Zufriedenheit mit sich selbst und der Welt, wie sie gerade eben ist, ist das einzige, was nicht der Gefahr der permanenten Übersteigerung, Übertreibung und Reizüberflutung ausgesetzt ist, wie praktisch alles andere. Zufriedenheit ist immer die gleiche Zufriedenheit. Und damit ein Halt in einer Welt, der permanente Übersteigerung droht. Zufriedenheit mit sich und seinem Leben ist die wirksamste Suchtprävention.

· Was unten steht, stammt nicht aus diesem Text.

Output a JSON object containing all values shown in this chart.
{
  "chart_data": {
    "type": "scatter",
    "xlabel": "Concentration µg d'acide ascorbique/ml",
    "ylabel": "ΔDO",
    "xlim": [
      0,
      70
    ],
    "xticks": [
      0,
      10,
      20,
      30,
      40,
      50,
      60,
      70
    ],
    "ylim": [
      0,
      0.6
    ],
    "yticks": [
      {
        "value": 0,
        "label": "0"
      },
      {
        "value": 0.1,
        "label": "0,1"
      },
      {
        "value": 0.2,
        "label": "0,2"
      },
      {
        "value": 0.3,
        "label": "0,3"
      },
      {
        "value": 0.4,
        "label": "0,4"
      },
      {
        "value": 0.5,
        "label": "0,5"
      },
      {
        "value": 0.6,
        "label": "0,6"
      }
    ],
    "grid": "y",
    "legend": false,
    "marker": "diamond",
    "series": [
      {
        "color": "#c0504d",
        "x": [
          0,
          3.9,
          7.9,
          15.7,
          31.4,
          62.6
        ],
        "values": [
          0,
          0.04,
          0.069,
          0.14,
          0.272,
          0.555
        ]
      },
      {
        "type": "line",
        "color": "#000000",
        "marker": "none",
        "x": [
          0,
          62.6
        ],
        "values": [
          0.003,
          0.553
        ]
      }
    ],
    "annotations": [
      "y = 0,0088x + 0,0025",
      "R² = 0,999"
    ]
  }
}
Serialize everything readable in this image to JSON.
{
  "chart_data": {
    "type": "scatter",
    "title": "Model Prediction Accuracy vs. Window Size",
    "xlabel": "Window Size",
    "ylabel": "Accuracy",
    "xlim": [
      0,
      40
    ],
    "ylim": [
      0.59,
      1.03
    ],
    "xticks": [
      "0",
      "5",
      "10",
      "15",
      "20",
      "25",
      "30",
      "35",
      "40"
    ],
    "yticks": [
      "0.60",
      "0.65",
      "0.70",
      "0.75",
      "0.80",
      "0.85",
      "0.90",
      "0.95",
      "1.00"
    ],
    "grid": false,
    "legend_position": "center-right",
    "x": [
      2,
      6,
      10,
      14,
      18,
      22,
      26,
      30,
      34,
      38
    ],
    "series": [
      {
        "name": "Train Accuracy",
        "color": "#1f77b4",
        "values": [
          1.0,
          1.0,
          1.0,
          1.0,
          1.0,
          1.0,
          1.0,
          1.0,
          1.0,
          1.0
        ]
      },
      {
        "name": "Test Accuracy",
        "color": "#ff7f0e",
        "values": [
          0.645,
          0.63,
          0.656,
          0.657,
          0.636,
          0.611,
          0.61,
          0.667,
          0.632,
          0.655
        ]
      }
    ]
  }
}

Suchtprävention ist heute anders als noch vor zwanzig Jahren
Heute geht es darum, Kindern Selbstbewusstsein – im Sinne von sich seiner eigenen, echten Bedürfnisse bewusst zu sein – Selbstkontrolle und Maßhalten sowie einen kritischen Blick auf die Realität im Rahmen der Suchtprävention zu vermitteln, um sie vor den Gefahren von Sucht und Realitätsflucht wirkungsvoll zu schützen. Früher reichte es, als Suchtprävention vor Drogen zu warnen – heute ist oftmals das Leben selbst schon die Droge. Und verantwortungsvolle Eltern müsssen dafür Rechnung tragen. Für viele Eltern bedeutet das nicht selten, auch selbst daran zu wachsen, an der Aufgabe, ihre Kinder im Sinne der Suchtprävention vor Sucht und Überforderung zu schützen.